US Patent Application 18213929. ELECTRONIC DEVICE AND METHOD OF GENERATING TEXT-TO-SPEECH MODEL FOR PROSODY CONTROL OF THE ELECTRONIC DEVICE simplified abstract

From WikiPatents
Jump to navigation Jump to search

ELECTRONIC DEVICE AND METHOD OF GENERATING TEXT-TO-SPEECH MODEL FOR PROSODY CONTROL OF THE ELECTRONIC DEVICE

Organization Name

Samsung Electronics Co., Ltd.


Inventor(s)

Junesig Sung of Gyeonggi-do (KR)


Taehoon Kim of Gyeonggi-do (KR)


Nikos Ellinas of Athens (GR)


Pirros Tsiakoulis of Athens (GR)


Hyoungmin Park of Gyeonggi-do (KR)


ELECTRONIC DEVICE AND METHOD OF GENERATING TEXT-TO-SPEECH MODEL FOR PROSODY CONTROL OF THE ELECTRONIC DEVICE - A simplified explanation of the abstract

  • This abstract for appeared for US patent application number 18213929 Titled 'ELECTRONIC DEVICE AND METHOD OF GENERATING TEXT-TO-SPEECH MODEL FOR PROSODY CONTROL OF THE ELECTRONIC DEVICE'

Simplified Explanation

This abstract describes an electronic device that can generate a text-to-speech (TTS) model. The device receives training data that includes different speech sounds called phenomes. It then determines the prosody value (the rhythm and intonation) for each phenome and groups them into clusters based on these values. The device also extracts the sequence of phenomes corresponding to a given text and selects the appropriate prosody cluster for each phenome based on the speech patterns in the text. Finally, it generates a TTS model using both the phenome sequence and the prosody cluster index sequence.

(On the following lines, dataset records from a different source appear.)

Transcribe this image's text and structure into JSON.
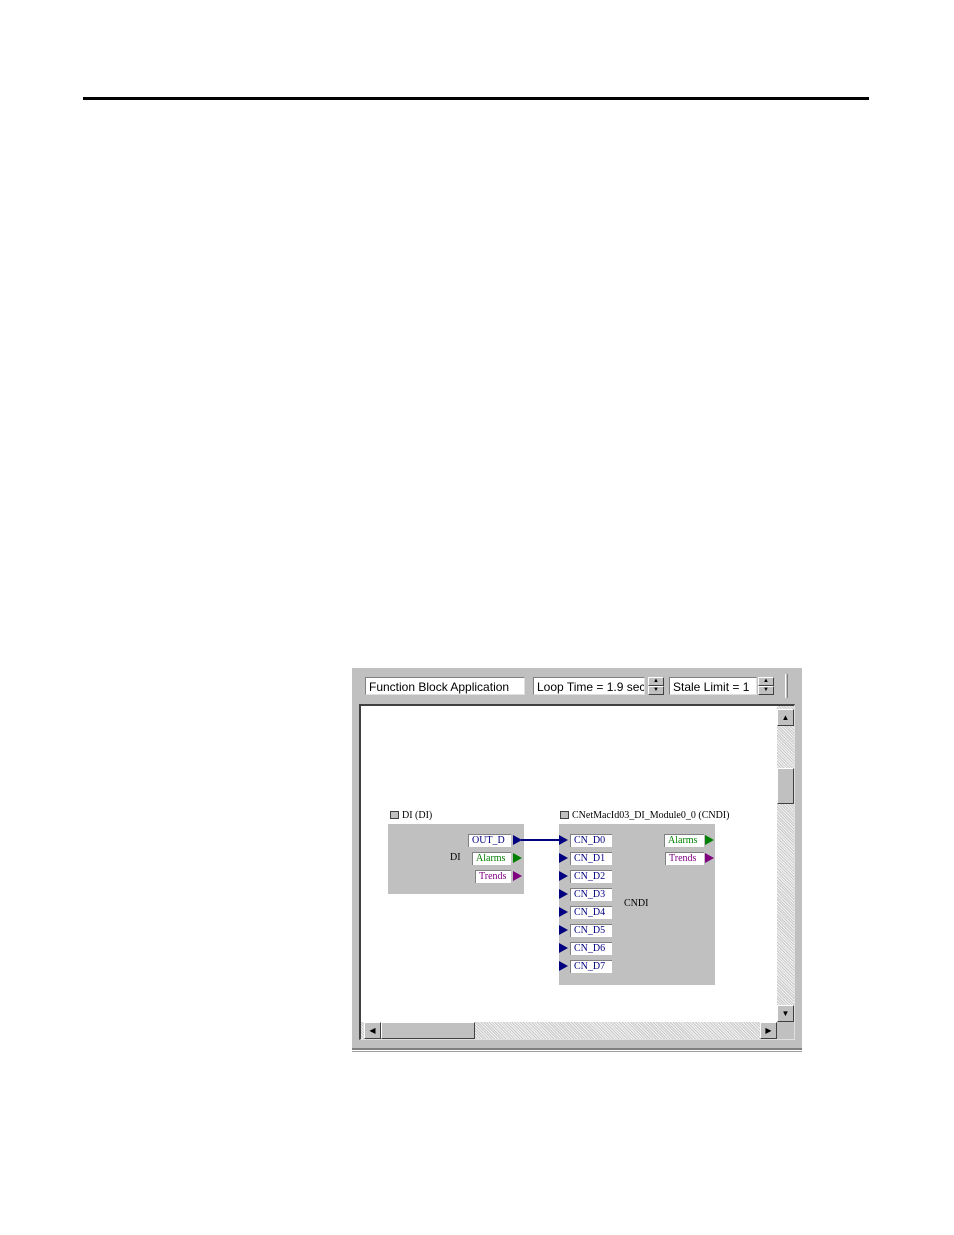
{
  "toolbar": {
    "app_field": "Function Block Application",
    "loop_time": "Loop Time = 1.9 sec",
    "stale_limit": "Stale Limit = 1"
  },
  "blocks": {
    "di": {
      "title": "DI (DI)",
      "name": "DI",
      "ports_out": [
        "OUT_D",
        "Alarms",
        "Trends"
      ]
    },
    "cndi": {
      "title": "CNetMacId03_DI_Module0_0 (CNDI)",
      "name": "CNDI",
      "ports_in": [
        "CN_D0",
        "CN_D1",
        "CN_D2",
        "CN_D3",
        "CN_D4",
        "CN_D5",
        "CN_D6",
        "CN_D7"
      ],
      "ports_out": [
        "Alarms",
        "Trends"
      ]
    }
  },
  "colors": {
    "input_port_text": "#000080",
    "alarms": "#008000",
    "trends": "#800080",
    "wire": "#000080",
    "block_fill": "#c0c0c0"
  }
}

Original Abstract Submitted

According to certain embodiments, an electronic device, comprises: a memory storing therein instructions; and a processor electrically connected to the memory and configured to execute the instructions, wherein, when the instructions are executed by the processor, the processor receives training data comprising a plurality of phenomes; determines a prosody value for each one of the plurality of phenomes in the training data; clusters the plurality of phenomes based on the prosody value for each one of the plurality of phenomes in the training data, thereby resulting in a plurality of prosody clusters; extracts a phoneme sequence corresponding to a text in the training data; extracts a prosody cluster index sequence corresponding to an utterance of the text by selecting one of the plurality of clusters based on prosody values of the utterance of the text; and generates a text-to-speech (TTS) model based on the phoneme sequence and the prosody cluster index sequence.